Week Two - R and SQL

Part 1: Build Table

Choose six recent popular movies.

  • Ask at least five people that you know (friends, family, classmates, imaginary friends if necessary) to rate each of these movies that they have seen on a scale of 1 to 5.

Movies: Mean Girls, Wonka, Aquaman And The Last Kingdom, The Beekeeper, Night Swim and Migration

Person1 ratings:5,3,5,3,4,4 Person2 ratings:3,3,4,4,4,3 Person3 ratings:4,3,4,3,3,3 Person4 ratings:3,4,4,3,3,4 Person5 ratings:3,3,3,3,2,3

Part 2: Store data in SQL database

  • Take the results (observations) and store them in the class MySQL database:
  • Server name: cunydata607sql.mysql.database.azure.com
  • Username / password: will be given to you in an email Note: it is good practice to change your password.

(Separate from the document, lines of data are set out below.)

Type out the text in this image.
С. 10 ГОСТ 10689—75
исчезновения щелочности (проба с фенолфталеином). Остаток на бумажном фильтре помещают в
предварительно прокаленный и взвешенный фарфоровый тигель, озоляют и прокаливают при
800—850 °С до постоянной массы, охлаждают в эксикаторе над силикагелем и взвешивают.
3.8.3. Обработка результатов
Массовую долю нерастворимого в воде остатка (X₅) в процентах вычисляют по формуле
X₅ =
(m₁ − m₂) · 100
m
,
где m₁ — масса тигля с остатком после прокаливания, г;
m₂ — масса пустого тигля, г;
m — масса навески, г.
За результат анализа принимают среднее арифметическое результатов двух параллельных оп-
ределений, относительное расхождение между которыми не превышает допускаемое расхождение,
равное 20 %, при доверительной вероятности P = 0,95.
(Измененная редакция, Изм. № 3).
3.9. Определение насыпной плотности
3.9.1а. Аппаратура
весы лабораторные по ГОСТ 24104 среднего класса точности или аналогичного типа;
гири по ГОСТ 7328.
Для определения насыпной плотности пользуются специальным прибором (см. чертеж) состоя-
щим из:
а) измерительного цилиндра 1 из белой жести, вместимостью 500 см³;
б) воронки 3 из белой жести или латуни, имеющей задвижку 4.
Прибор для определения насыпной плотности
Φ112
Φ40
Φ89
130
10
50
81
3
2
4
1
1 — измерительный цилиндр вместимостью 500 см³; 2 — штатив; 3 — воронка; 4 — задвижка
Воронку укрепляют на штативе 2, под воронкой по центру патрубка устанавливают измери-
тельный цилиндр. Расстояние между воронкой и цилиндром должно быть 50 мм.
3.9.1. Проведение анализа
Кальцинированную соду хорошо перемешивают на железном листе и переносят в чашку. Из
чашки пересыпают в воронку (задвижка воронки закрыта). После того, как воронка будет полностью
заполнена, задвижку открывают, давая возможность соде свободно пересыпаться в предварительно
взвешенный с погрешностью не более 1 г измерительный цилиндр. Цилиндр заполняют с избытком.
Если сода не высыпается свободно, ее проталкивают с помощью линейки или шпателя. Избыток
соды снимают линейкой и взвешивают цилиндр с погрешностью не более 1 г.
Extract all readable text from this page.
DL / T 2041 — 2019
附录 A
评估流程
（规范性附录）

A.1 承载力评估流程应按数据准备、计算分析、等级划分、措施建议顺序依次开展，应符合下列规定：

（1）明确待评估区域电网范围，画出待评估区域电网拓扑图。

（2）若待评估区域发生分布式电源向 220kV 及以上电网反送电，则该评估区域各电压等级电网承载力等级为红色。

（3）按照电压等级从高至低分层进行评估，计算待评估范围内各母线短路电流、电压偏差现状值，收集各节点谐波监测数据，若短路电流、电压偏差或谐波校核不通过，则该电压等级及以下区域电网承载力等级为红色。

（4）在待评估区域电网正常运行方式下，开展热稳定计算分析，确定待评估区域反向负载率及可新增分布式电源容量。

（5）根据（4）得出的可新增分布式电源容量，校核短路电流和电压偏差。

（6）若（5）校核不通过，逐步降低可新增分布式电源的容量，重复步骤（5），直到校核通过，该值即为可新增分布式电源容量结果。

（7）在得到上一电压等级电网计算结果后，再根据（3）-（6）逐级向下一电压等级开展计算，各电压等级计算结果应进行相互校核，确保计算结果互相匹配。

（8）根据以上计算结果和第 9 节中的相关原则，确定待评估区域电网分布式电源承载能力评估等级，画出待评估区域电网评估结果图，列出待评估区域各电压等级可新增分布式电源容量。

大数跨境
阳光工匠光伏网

To do so, use this SQL command: SET PASSWORD = ‘’;

SQL Query:

CREATE TABLE movies ( popular_movie VARCHAR(200) NULL, person1_rating INT NULL, person2_rating INT NULL, person3_rating INT NULL, person4_rating INT NULL, person5_rating INT NULL);

INSERT INTO movies(popular_movie, person1_rating, person2_rating, person3_rating, person4_rating, person5_rating)

VALUES(‘Mean girls’, 5,3,4,3,3), (‘Wonka’, 3,3,3,4,3), (‘Aquaman and the last kingdom’, 5,4,4,4,3), (‘The beekeeper’, 3,4,3,3,3), (‘Night swim’, 4,4,3,3,2), (‘Migration’,4,3,3,4,3);

select * from movies;

Part 3: Transfer data from SQL database to R dataframe

  • Load the information from the SQL database into an R dataframe.

library(“RMySQL”)

mydb<-dbConnect(MySQL(),user=‘anna.moy40’,password=‘XXXX’,dbname=‘anna.moy40’,host =‘cunydata607sql.mysql.database.azure.com’)

dbListTables(mydb)

Part 4: Missing data strategy

  • Implement an approach to missing data
  • Explain why you decided to take the chosen approach Note: consider that later in the course you will revisit this information you have collected and will use it to implement a Recommender.

My approach to missing data is to remove the missing data in the file to perform calculations such as mean, and median. I decided to take this approach because it allows you to continue to perform your calculation if you remove the missing data. If missing data is in your data it may cause errors and not perform the calculation you want.